Attacks on an Indian University and Political Adversity


Both students and city-based student unions raised their voices against the brutal attack on students of the Jawaharlal Nehru University (JNU), which took place last Monday. The JNU students, mainly left-leaning and protesting against fee increases on campus, were targeted by masked men with iron rods and sticks. The violence injured around 34 people, according to the police.

Amongst the injured was Aishe Ghosh, president of the university's student union, who was beaten over the head with iron rods. During a press conference on Monday, Ghosh accused the student wing of the country's ruling Hindu nationalist Bharatiya Janata Party (BJP) – known as Akhil Bharatiya Vidyarthi Parishad (ABVP) – of organizing the attack. Experts say the attack fits a pattern of intimidation by Modi’s government and its Hindu nationalist allies against universities, which have always been bastions of progressive thought, but now feel increasingly out of step with the country’s prevailing political climate of religious nationalism.
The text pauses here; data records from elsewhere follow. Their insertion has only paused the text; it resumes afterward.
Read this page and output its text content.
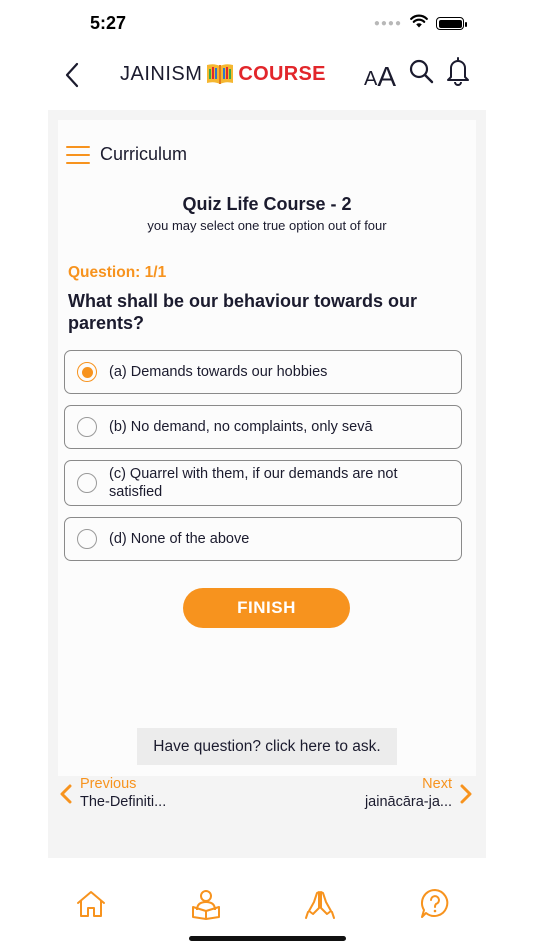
5:27	●●●●
JAINISM COURSE A A
Curriculum
Quiz Life Course - 2
you may select one true option out of four
Question: 1/1
What shall be our behaviour towards our parents?
(a) Demands towards our hobbies
(b) No demand, no complaints, only sevā
(c) Quarrel with them, if our demands are not satisfied
(d) None of the above
FINISH
Have question? click here to ask.
Previous
The-Definiti...
Next
jainācāra-ja...
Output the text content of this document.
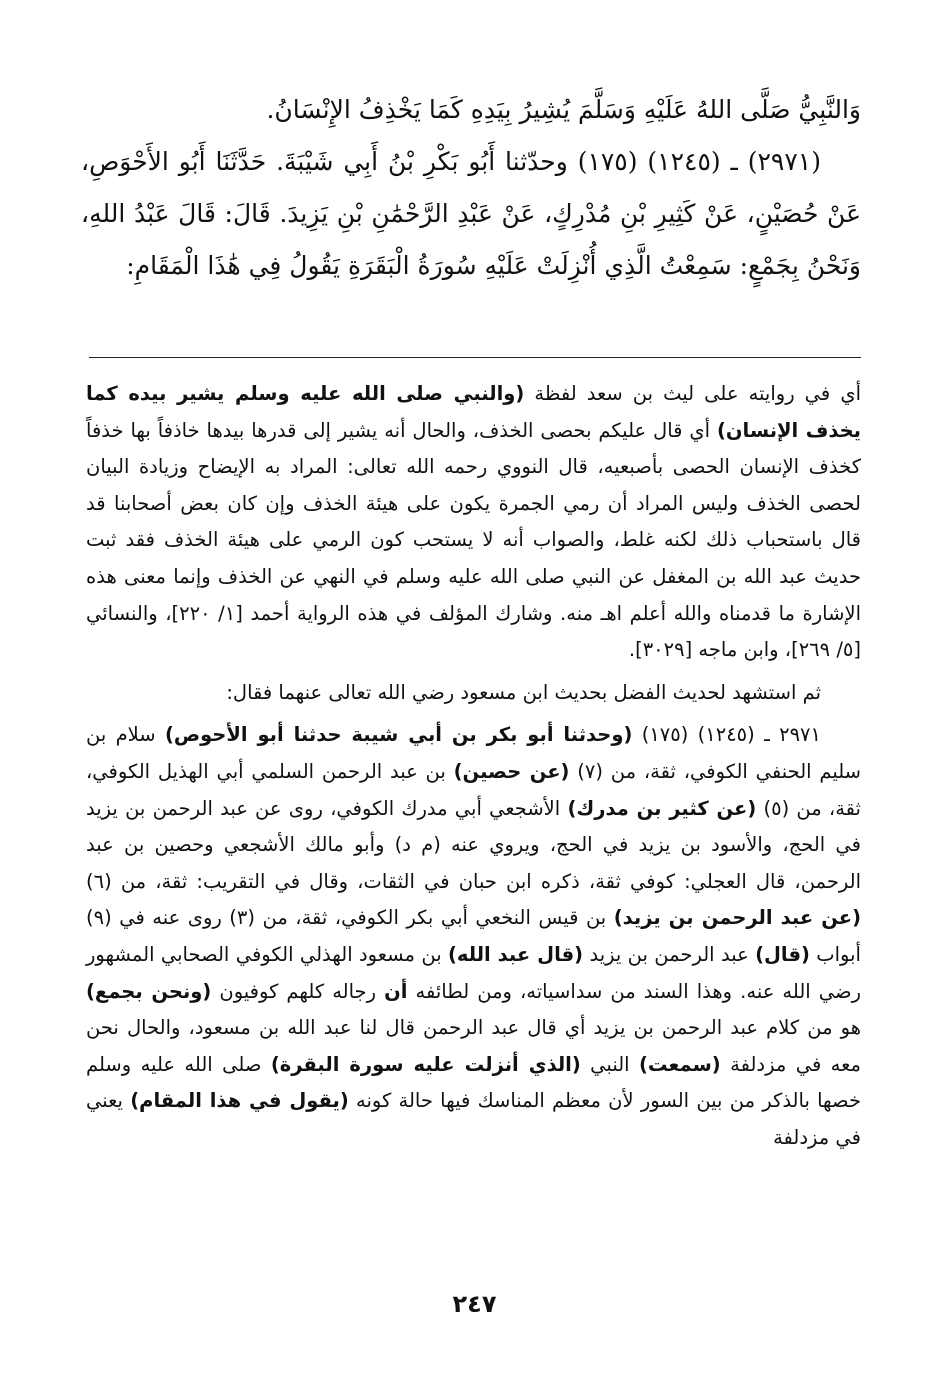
وَالنَّبِيُّ صَلَّى اللهُ عَلَيْهِ وَسَلَّمَ يُشِيرُ بِيَدِهِ كَمَا يَخْذِفُ الإِنْسَانُ.

(٢٩٧١) ـ (١٢٤٥) (١٧٥) وحدّثنا أَبُو بَكْرِ بْنُ أَبِي شَيْبَةَ. حَدَّثَنَا أَبُو الأَحْوَصِ، عَنْ حُصَيْنٍ، عَنْ كَثِيرِ بْنِ مُدْرِكٍ، عَنْ عَبْدِ الرَّحْمَٰنِ بْنِ يَزِيدَ. قَالَ: قَالَ عَبْدُ اللهِ، وَنَحْنُ بِجَمْعٍ: سَمِعْتُ الَّذِي أُنْزِلَتْ عَلَيْهِ سُورَةُ الْبَقَرَةِ يَقُولُ فِي هَٰذَا الْمَقَامِ:

أي في روايته على ليث بن سعد لفظة (والنبي صلى الله عليه وسلم يشير بيده كما يخذف الإنسان) أي قال عليكم بحصى الخذف، والحال أنه يشير إلى قدرها بيدها خاذفاً بها خذفاً كخذف الإنسان الحصى بأصبعيه، قال النووي رحمه الله تعالى: المراد به الإيضاح وزيادة البيان لحصى الخذف وليس المراد أن رمي الجمرة يكون على هيئة الخذف وإن كان بعض أصحابنا قد قال باستحباب ذلك لكنه غلط، والصواب أنه لا يستحب كون الرمي على هيئة الخذف فقد ثبت حديث عبد الله بن المغفل عن النبي صلى الله عليه وسلم في النهي عن الخذف وإنما معنى هذه الإشارة ما قدمناه والله أعلم اهـ منه. وشارك المؤلف في هذه الرواية أحمد [١/ ٢٢٠]، والنسائي [٥/ ٢٦٩]، وابن ماجه [٣٠٢٩].

ثم استشهد لحديث الفضل بحديث ابن مسعود رضي الله تعالى عنهما فقال:

٢٩٧١ ـ (١٢٤٥) (١٧٥) (وحدثنا أبو بكر بن أبي شيبة حدثنا أبو الأحوص) سلام بن سليم الحنفي الكوفي، ثقة، من (٧) (عن حصين) بن عبد الرحمن السلمي أبي الهذيل الكوفي، ثقة، من (٥) (عن كثير بن مدرك) الأشجعي أبي مدرك الكوفي، روى عن عبد الرحمن بن يزيد في الحج، والأسود بن يزيد في الحج، ويروي عنه (م د) وأبو مالك الأشجعي وحصين بن عبد الرحمن، قال العجلي: كوفي ثقة، ذكره ابن حبان في الثقات، وقال في التقريب: ثقة، من (٦) (عن عبد الرحمن بن يزيد) بن قيس النخعي أبي بكر الكوفي، ثقة، من (٣) روى عنه في (٩) أبواب (قال) عبد الرحمن بن يزيد (قال عبد الله) بن مسعود الهذلي الكوفي الصحابي المشهور رضي الله عنه. وهذا السند من سداسياته، ومن لطائفه أن رجاله كلهم كوفيون (ونحن بجمع) هو من كلام عبد الرحمن بن يزيد أي قال عبد الرحمن قال لنا عبد الله بن مسعود، والحال نحن معه في مزدلفة (سمعت) النبي (الذي أنزلت عليه سورة البقرة) صلى الله عليه وسلم خصها بالذكر من بين السور لأن معظم المناسك فيها حالة كونه (يقول في هذا المقام) يعني في مزدلفة

٢٤٧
In May 2019, Modi’s Bharatiya Janata Party (BJP) won a massive mandate to continue to govern India for another five years, with an increased majority in national elections. Amid a faltering economy, his re-election campaign tapped heavily into the Hindu nationalist politics held by his party’s base. Such politics tend to encompass the belief that India is a Hindu nation, bitter rivals with Pakistan, and purporting the scapegoating of Muslims (who make up 14% of India’s population).
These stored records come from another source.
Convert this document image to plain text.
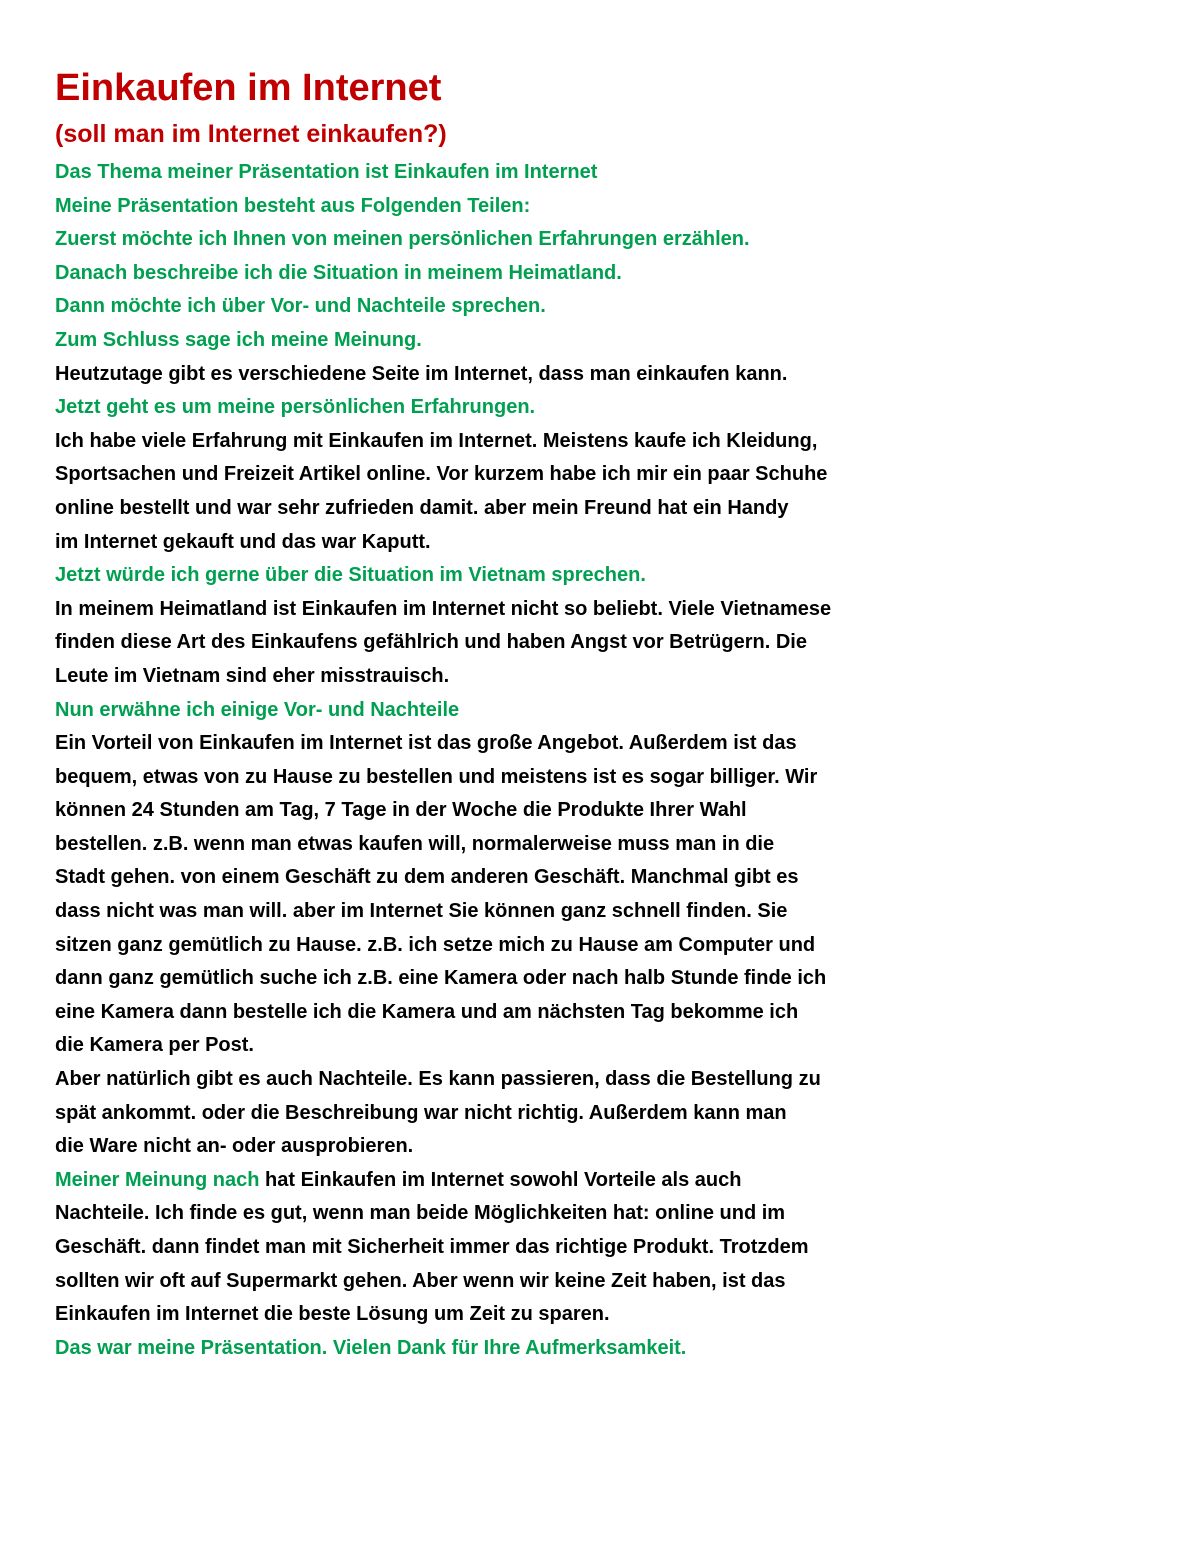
Einkaufen im Internet
(soll man im Internet einkaufen?)

Das Thema meiner Präsentation ist Einkaufen im Internet

Meine Präsentation besteht aus Folgenden Teilen:

Zuerst möchte ich Ihnen von meinen persönlichen Erfahrungen erzählen.

Danach beschreibe ich die Situation in meinem Heimatland.

Dann möchte ich über Vor- und Nachteile sprechen.

Zum Schluss sage ich meine Meinung.

Heutzutage gibt es verschiedene Seite im Internet, dass man einkaufen kann.

Jetzt geht es um meine persönlichen Erfahrungen.

Ich habe viele Erfahrung mit Einkaufen im Internet. Meistens kaufe ich Kleidung,

Sportsachen und Freizeit Artikel online. Vor kurzem habe ich mir ein paar Schuhe

online bestellt und war sehr zufrieden damit. aber mein Freund hat ein Handy

im Internet gekauft und das war Kaputt.

Jetzt würde ich gerne über die Situation im Vietnam sprechen.

In meinem Heimatland ist Einkaufen im Internet nicht so beliebt. Viele Vietnamese

finden diese Art des Einkaufens gefählrich und haben Angst vor Betrügern. Die

Leute im Vietnam sind eher misstrauisch.

Nun erwähne ich einige Vor- und Nachteile

Ein Vorteil von Einkaufen im Internet ist das große Angebot. Außerdem ist das

bequem, etwas von zu Hause zu bestellen und meistens ist es sogar billiger. Wir

können 24 Stunden am Tag, 7 Tage in der Woche die Produkte Ihrer Wahl

bestellen. z.B. wenn man etwas kaufen will, normalerweise muss man in die

Stadt gehen. von einem Geschäft zu dem anderen Geschäft. Manchmal gibt es

dass nicht was man will. aber im Internet Sie können ganz schnell finden. Sie

sitzen ganz gemütlich zu Hause. z.B. ich setze mich zu Hause am Computer und

dann ganz gemütlich suche ich z.B. eine Kamera oder nach halb Stunde finde ich

eine Kamera dann bestelle ich die Kamera und am nächsten Tag bekomme ich

die Kamera per Post.

Aber natürlich gibt es auch Nachteile. Es kann passieren, dass die Bestellung zu

spät ankommt. oder die Beschreibung war nicht richtig. Außerdem kann man

die Ware nicht an- oder ausprobieren.

Meiner Meinung nach hat Einkaufen im Internet sowohl Vorteile als auch

Nachteile. Ich finde es gut, wenn man beide Möglichkeiten hat: online und im

Geschäft. dann findet man mit Sicherheit immer das richtige Produkt. Trotzdem

sollten wir oft auf Supermarkt gehen. Aber wenn wir keine Zeit haben, ist das

Einkaufen im Internet die beste Lösung um Zeit zu sparen.

Das war meine Präsentation. Vielen Dank für Ihre Aufmerksamkeit.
The group many students blamed for the attack, the ABVP, is the student wing of the Rashtriya Swayamsevak Sangh (RSS) — the ideological powerhouse of the Hindu nationalist movement, which in turn is the parent organization of the ruling BJP. The RSS was founded in 1925 and was heavily influenced by European fascist parties, including the Nazis in Germany. Modi, the Indian Prime Minister, along with many other top members of the BJP, attended RSS camps as an adolescent and continues to be close to the organization. In the latest development, Hindu Raksha Dal, a far-right fringe group of Sangh Parivar, spawned by the RSS, has claimed the responsibility for violence in JNU. There have been threats of more attacks of those involved in ‘anti-nationalist activities’ in India, but no actions by the police or government have been taken.

Since his ascension, Modi has delivered some of the Hindu nationalist goals such as rooting out ‘infiltrators’ in Assam, an Indian state bordering Bangladesh, and revoking the constitutional autonomy of Jammu and Kashir. However, the Citizenship Amendment Act (CAA) – a law that would offer streamlined asylum applications to members of all South Asia’s major religions except Muslims, India’s largest minority community and a regular BJP target – has recently been introduced and has since caused massive political instability.

The attack on JNU students was seen by many in India as an attempt by supporters of the BJP to intimidate protesters at a time when it is struggling to keep them off the streets more generally. This is not the first time that attacks on universities have occurred; in December 2019, police stormed two leading universities in Delhi and the northern city of Aligarh, amid anti-CAA protests. It is clear that police behaviour depends solely on who is protesting and where, and that they seek to fulfil a political agenda, rather than serving as simple custodians of law and order. If India wishes to continue to call itself anything other than a banana republic, someone must be held accountable in the police, whether that is the Delhi administration or the government.

More than 1,000 people have held vigil in Mumbai, while demonstrations have also been held in Bengaluru, Kolkata and other major cities, as condemnation of the attacks continues to spread. The attack on Sunday reveals a few things about India’s current political situation. Firstly, it demonstrates the slow deterioration of law and order in New Delhi, India’s capital. While unprecedented violence was going on in the campus, the police, stationed outside the main gate of the campus, did nothing to prevent it. Police didn’t even try take anyone into custody while the assailants walked out of the campus after the attack, said onlookers. If mobs can enter one of India's best universities, whose campus is said to resemble that of a fortress, with security guarding entry and exit points, and the police fail to protect students and teachers, then who exactly is safe?

Secondly, the government's response to the violence has been minimal: it has refused to engage with protesting students. India seems to be failing its young people, as students’ constant demonstrations and protests continue to be ignored by the government. What is more worrying is that India's opposition has failed to take up the cudgels on behalf of students. Modi’s government continues to hold power, despite having faced massive criticism from opposition, actors, activists and business leaders.

Lastly, both the spread and effects of false information are prevalent. Those who claim that all parties or student groups indulge in violence must be challenged, not least as the group that was video-recorded calling for people to be shot is not the same as the group singing the national anthem and waving the Indian flag.